Evolutionary Psychology in an Astrobiological Context

Recently I was reading about evolutionary biology and it struck me how it might be possible to place evolutionary psychology in an astrobiological context and thereby formulate a much more comprehensive conception of astrobiology that goes beyond biology narrowly conceived (as well as a much more comprehensive conception of evolutionary psychology). Evolutionary biology itself has gone beyond the strictly biological in the form of evolutionary psychology, which applies the theoretical framework of evolutionary biology to elucidate human nature, human behavior, and human thought. Evolutionary biology has also gone beyond the terrestrial in the form of astrobiology, which applies the theoretical framework of evolutionary biology to elucidate life on Earth in a cosmological context. To join together these extrapolations of biology in an even larger synthesis would provide a impressive point of view.

I cannot mention evolutionary psychology without pausing to acknowledge the controversy of this discipline, and evolutionary biology today has the (nearly) unique status of being disparaged by both the political left and the political right, but my readers will already have guessed where I am likely to stand on this controversy, especially if they have read my Against Natural History, Right and Left. That the tender sensibilities of the politically motivated are offended by the harsh insights of evolutionary psychology ought to be counted in its favor. Here I am reminded of something Foucault said:

“I think I have in fact been situated in most of the squares on the political checkerboard, one after another and sometimes simultaneously: as anarchist, leftist, ostentatious or disguised Marxist, nihilist, explicit or secret anti-Marxist, technocrat in the service of Gaullism, new liberal and so on. An American professor complained that a crypto-Marxist like me was invited in the USA, and I was denounced by the press in Eastern European countries for being an accomplice of the dissidents. None of these descriptions is important by itself; taken together, on the other hand, they mean something. And I must admit that I rather like what they mean.”

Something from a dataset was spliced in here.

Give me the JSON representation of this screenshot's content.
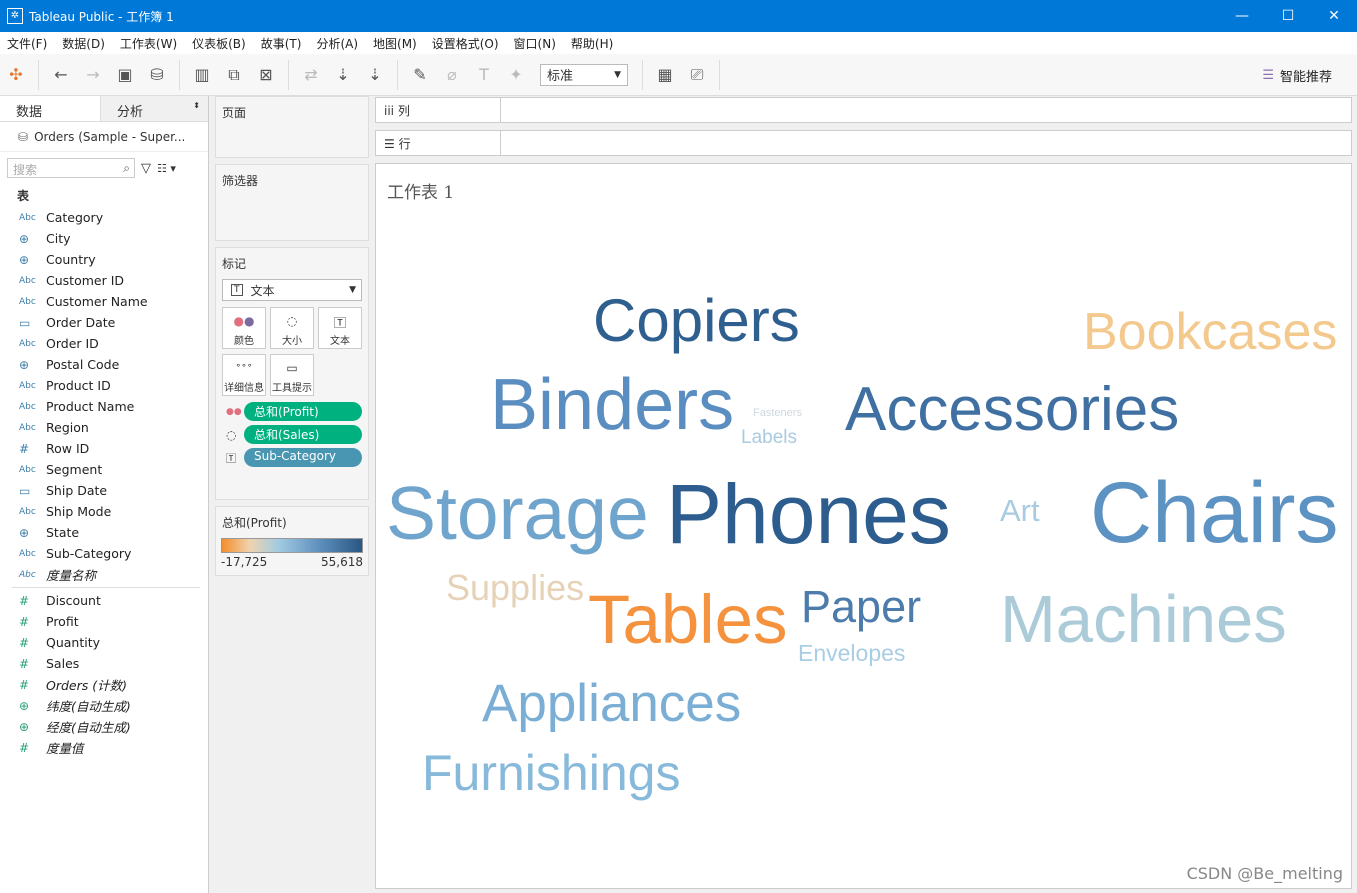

Foucault, Michel, “Polemics, Politics and Problematizations,” in Essential Works of Foucault, edited by Paul Rabinow, Vol. 1, “Ethics,” The New Press, 1998.

Being politically denounced in this way from all possible points of view is an admission that the existing framework of thought does not yet have a convenient pigeonhole in which a person or an idea can be placed and then forgotten.

Evolutionary psychology in the context of astrobiology becomes something even more difficult to place than it is at present, although it seems to me like the logical extrapolation of astrobiology placing biology in a cosmological context. I’m not the only one who has been thinking in these terms. About the same time that I started thinking about evolutionary psychology and astrobiology together, I happened across the work of Pauli Laine, who characterizes himself as a cognitive astrobiologist. Laine spoke at the 2013 and 2014 100YSS conferences (I spoke at the 2011 and 2012 100YSS conferences, so we didn’t cross paths).

The psychology of an organism that attains to consciousness will be constrained by the evolutionary history of that organism long before it made the breakthrough the consciousness. (However, it does not follow that the conscious mind is wholly determined by biological processes; this is a distinct thesis and must be separately defended.) The biology of the organism and its species is, in turn, constrained by the biosphere in which that organism evolved. The biosphere is, in turn, constrained by the planet upon which the biosphere emerged; the parameters of the planet are constrained by the protoplanetary disk from which it and its star formed, this protoplanetary disk is in turn constrained by the galactic ecology of its local galaxy, and the galaxy is constrained by the parameters of the universe. We need not assert determinism at any level in this sequence (i.e., we need not assert that any one level of emergent complexity is wholly and exhaustively determined by the preceding level of emergent complexity) in order to acknowledge the role of an earlier state of the universe in constraining a later state of the universe.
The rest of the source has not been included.